What is Child Support?
This section explains how child support works and what it aims to achieve, as well as outlining some related areas that child support does not deal with.
Inland Revenue Child Support administers the child support scheme.

Child support is money paid by parents who are not living with their children to help financially support their children when:

  • a couple who have children split up, or
  • two people have children and aren't living together.

The child support scheme operates under the Child Support Act 1991.

This legislation aims to ensure that:

  • parents take financial responsibility for their children when marriages and relationships end

  • financial contributions from paying parents help to offset the cost of benefits, like the Domestic Purposes Benefit, which support custodians and children.

How Does Child Support Work?

  1. The person caring for the child generally applies for child support.
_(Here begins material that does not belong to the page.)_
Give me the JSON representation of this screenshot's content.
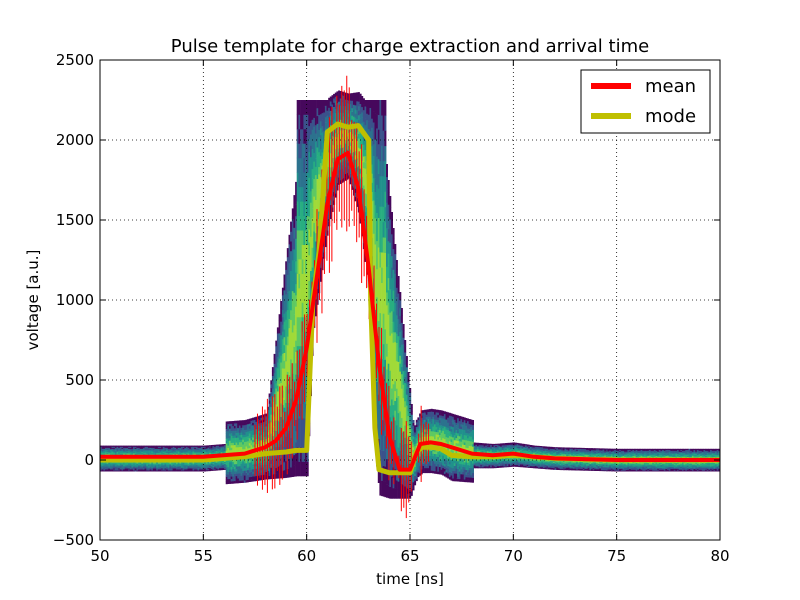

IRD calls this person the custodian. Custodians can sometimes be people other than parents - like grandparents or a member of the whanau, or Child Youth and Family if they have the care of the child. In these cases both parents may pay child support.

  2. IRD use a standard formula to calculate how much child support must be paid by the paying parent. A paying parent is the parent who does not care for the child on an ongoing basis.

  3. The standard formula uses a process which works out the paying parent's taxable income, takes away a set living allowance (the amount of which depends on their living arrangements - such as if they have a partner and how many children live with them), and multiplies the result by a percentage based on the number of children the paying parent pays child support for.

  4. IRD then divide the annual amount into monthly amounts. IRD let the:

    • the paying parent know how much they need to pay, and
    • the custodian know how much they will receive.

  5. Inland Revenue Child Support collects payments from the paying parent and passes them on to:

    • the custodian to assist with care of the child, or
    • the government, if the custodian is receiving a sole parent benefit like the DPB.